Nilai Tukar Rupiah Februari 2024 Perkasa Lawan Dolar AS, Ini Sebabnya

Bank Indonesia mencatat nilai tukar Rupiah pada Februari 2024 kembali menguat sebesar 0,77 persen per 20 Februari 2024, setelah pada Januari mengalami pelemahan.

oleh Tira Santia diperbarui 21 Feb 2024, 15:45 WIB
Teller menunjukkan mata uang rupiah di penukaran uang di Jakarta, Rabu (10/7/2019).
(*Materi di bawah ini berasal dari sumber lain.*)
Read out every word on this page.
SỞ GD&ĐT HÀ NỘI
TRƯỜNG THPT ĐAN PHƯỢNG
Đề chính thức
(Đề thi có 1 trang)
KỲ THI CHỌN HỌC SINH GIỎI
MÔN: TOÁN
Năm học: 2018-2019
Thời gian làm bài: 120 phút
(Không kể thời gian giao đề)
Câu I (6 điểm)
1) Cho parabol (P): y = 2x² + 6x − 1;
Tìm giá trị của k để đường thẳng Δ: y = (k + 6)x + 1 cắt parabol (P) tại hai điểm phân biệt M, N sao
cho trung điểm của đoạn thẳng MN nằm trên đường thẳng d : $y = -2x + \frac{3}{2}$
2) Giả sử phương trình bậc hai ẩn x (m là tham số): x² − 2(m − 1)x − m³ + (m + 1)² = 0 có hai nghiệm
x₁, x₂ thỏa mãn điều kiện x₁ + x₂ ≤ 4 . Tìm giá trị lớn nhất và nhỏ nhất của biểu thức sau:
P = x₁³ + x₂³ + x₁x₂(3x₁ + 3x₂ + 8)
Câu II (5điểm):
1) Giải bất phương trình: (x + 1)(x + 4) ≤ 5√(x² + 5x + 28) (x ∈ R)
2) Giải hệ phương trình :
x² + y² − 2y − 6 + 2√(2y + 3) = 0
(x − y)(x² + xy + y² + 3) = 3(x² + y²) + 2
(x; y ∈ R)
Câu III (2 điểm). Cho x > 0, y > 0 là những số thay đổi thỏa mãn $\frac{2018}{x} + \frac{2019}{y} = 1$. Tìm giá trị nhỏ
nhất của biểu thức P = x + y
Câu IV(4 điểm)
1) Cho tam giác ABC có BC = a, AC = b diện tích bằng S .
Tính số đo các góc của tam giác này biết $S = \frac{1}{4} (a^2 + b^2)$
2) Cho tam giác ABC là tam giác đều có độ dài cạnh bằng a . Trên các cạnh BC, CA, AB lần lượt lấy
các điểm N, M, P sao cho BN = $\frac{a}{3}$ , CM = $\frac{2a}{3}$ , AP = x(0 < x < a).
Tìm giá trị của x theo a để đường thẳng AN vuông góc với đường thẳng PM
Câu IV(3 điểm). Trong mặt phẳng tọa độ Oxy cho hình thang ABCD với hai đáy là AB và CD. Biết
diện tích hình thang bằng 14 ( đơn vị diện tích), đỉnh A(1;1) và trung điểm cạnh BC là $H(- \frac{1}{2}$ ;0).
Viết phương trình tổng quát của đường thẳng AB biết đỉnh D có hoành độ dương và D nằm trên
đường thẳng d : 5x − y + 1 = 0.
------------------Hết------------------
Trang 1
Nilai tukar rupiah terhadap dolar Amerika Serikat (AS) ditutup stagnan di perdagangan pasar spot hari ini di angka Rp 14.125. (Liputan6.com/Angga Yuniar)

Liputan6.com, Jakarta Bank Indonesia mencatat nilai tukar Rupiah pada Februari 2024 kembali menguat sebesar 0,77 persen per 20 Februari 2024, setelah pada Januari mengalami pelemahan.

Gubernur Bank Indonesia Perry Warjiyo mengatakan, setelah pada Januari 2024 melemah 2,43 persen, nilai tukar Rupiah pada Februari 2024 (hingga 20 Februari 2024) kembali menguat 0,77 persen.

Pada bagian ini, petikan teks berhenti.